Apart from the degree of difficulty in terms of seeing the project to fruition, the only other bright spot here is Arquette's work as Mason's long-suffering mother. In fact, the film is as much about the parents' journey as Mason's, and even though Arquette is kept offscreen for large amounts of time, her combination of motherly compassion and searing frustration at not being able to have the life she desires means that her scenes are the film's best. Save for an ill-judged final moment that will likely have audiences sobbing, Arquette navigates her character's internal and external changes with grace, humor, and genuine pathos. Hawke, meanwhile, is doing that very Hawke thing of being off the charts energetic. He's fine here, but doesn't have many moments that allow him to be anything other than Ethan Hawke, which means his eventual transformation from a cool rouge to middle-brow minivan dad is something of a stretch. While it's undoubtably true that many men become squares once they getting older and have children, allowing Hawke to rock some grey hair and a silly mustache isn't exactly a novel way of revealing the cruel marches of time.

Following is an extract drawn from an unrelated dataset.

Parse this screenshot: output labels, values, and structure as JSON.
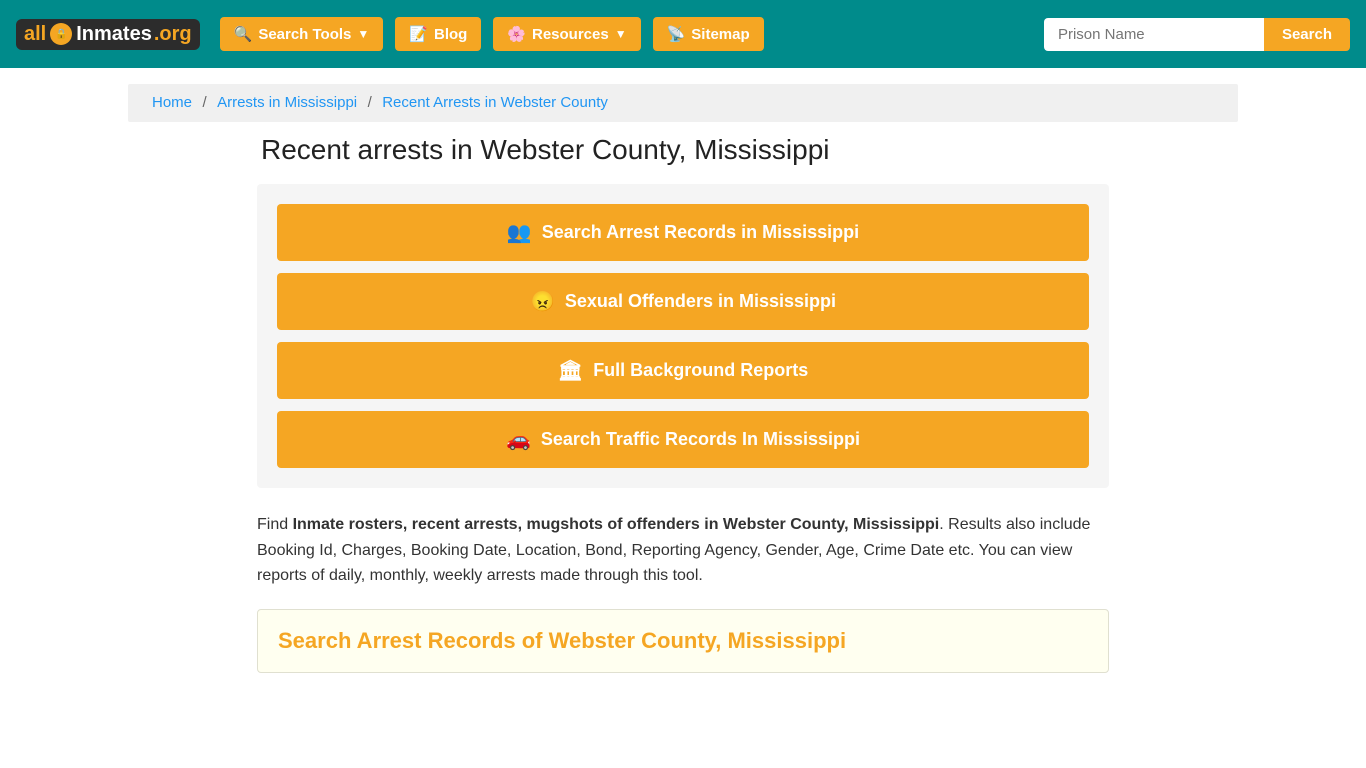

Boyhood is an ambitious misfire, a film that will be embraced and loved for it's unconventional creation and the feelings it evokes regarding youth, parenting, and aging, but that continuously reminds us that we are watching something unconventional. Though Linklater avoids title cards, his use of music (most egregiously with Coldplay during the opening shot) signals the different stages of the family's development in a way that feels calculated. Seeing Coltrane, and to a lesser extent Arquette and Hawke enter scenes unceremoniously having aged draws attention to the fact that the film was shot over a decade plus span, even if Linklater desperately tries to make the transitions as quiet as possible. Above all else, Boyhood simply reinforces the hackneyed notion that, as Hawke clumsily states during one visit with the kids to a bowling alley, "life doesn't give you bumpers." Gee thanks, dad.